Devocional do dia
16 de dezembro
Manhã
Vinde a mim.
Mateus 11:28
O grito da religião cristã é uma palavra suave: “Vem”. A lei judaica dizia com dureza: “Vai, cuida dos teus passos, atenta para o caminho em que deves andar. Quebra os mandamentos, e perecerás; guarda-os, e viverás”.
A lei era uma dispensação de terror, que empurrava os homens à sua frente como com um açoite; o evangelho atrai com laços de amor. Jesus é o bom Pastor que vai adiante das suas ovelhas, chamando-as a segui-lo, e sempre as conduz com a doce palavra: “Vem”.
A lei repele, o evangelho atrai. A lei mostra a distância que existe entre Deus e o homem; o evangelho lança uma ponte sobre esse abismo terrível e leva o pecador para o outro lado.
Desde o primeiro momento da sua vida espiritual até o dia em que você for introduzido na glória, a linguagem de Cristo para você será: “Vem, vem a mim”. Como a mãe estende o dedo para o filho pequeno e o convida a andar dizendo “Vem”, assim faz Jesus.
Ele estará sempre à sua frente, chamando você a segui-lo como o soldado segue o seu capitão. Ele sempre irá adiante para preparar o seu caminho e abrir a sua trilha, e você ouvirá a voz dele animando você a segui-lo por toda a vida.
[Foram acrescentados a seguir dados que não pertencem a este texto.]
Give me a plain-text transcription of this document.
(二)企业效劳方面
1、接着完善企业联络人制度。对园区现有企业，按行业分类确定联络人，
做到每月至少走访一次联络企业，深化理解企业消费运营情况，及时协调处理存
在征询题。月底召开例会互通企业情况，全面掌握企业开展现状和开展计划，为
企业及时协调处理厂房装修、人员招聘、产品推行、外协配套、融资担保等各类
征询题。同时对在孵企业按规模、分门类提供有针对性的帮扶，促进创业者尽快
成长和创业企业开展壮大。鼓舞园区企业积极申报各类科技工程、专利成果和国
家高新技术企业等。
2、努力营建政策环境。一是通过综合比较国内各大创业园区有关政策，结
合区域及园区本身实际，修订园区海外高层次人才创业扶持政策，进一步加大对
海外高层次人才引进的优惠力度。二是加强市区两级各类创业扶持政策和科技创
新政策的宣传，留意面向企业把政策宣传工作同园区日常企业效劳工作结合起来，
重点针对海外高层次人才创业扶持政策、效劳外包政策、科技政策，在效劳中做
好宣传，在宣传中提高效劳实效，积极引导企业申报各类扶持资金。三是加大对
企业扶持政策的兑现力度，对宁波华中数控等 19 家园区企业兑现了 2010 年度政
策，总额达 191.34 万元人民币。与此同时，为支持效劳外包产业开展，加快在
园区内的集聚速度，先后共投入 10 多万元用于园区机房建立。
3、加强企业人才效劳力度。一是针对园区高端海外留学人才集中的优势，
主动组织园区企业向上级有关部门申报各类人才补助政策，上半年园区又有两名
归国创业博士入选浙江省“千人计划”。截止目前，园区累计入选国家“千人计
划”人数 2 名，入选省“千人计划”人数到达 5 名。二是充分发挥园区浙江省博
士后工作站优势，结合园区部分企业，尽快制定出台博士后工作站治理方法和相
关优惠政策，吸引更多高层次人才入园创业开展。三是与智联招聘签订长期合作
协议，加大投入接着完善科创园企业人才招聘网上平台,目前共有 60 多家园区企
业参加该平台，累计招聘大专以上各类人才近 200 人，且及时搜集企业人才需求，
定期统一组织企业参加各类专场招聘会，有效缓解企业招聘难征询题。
E na hora solene da morte, as doces palavras com que ele o introduzirá no mundo celestial serão: “Vinde, benditos de meu Pai”.
E mais: esse não é só o clamor de Cristo a você. Se você é crente, esse é também o seu clamor a Cristo — “Vem! vem!” Você vai ansiar pela segunda vinda dele; você vai dizer: “Vem depressa, ora vem, Senhor Jesus”.
Você vai suspirar por uma comunhão mais próxima e mais íntima com ele. Como a voz dele para você é “Vem”, a sua resposta a ele será: “Venha, Senhor, e fique comigo. Venha e ocupe sozinho o trono do meu coração; reine ali sem rival, e me consagre inteiramente ao seu serviço”.
Noite
Sim, tu não ouviste; sim, tu não soubeste; sim, desde então não se abriu o teu ouvido.
Isaías 48:8
É doloroso lembrar que, em certa medida, essa acusação pode ser feita também aos crentes, que tantas vezes andam espiritualmente insensíveis. Bem podemos nos lamentar por não ouvirmos a voz de Deus como deveríamos: “Sim, tu não ouviste”.
Há movimentos suaves do Espírito Santo na alma que passam despercebidos; há sussurros de ordem divina e de amor celestial que a nossa inteligência pesada não nota. Que pena! Fomos ignorantes por descuido — “Sim, tu não soubeste”.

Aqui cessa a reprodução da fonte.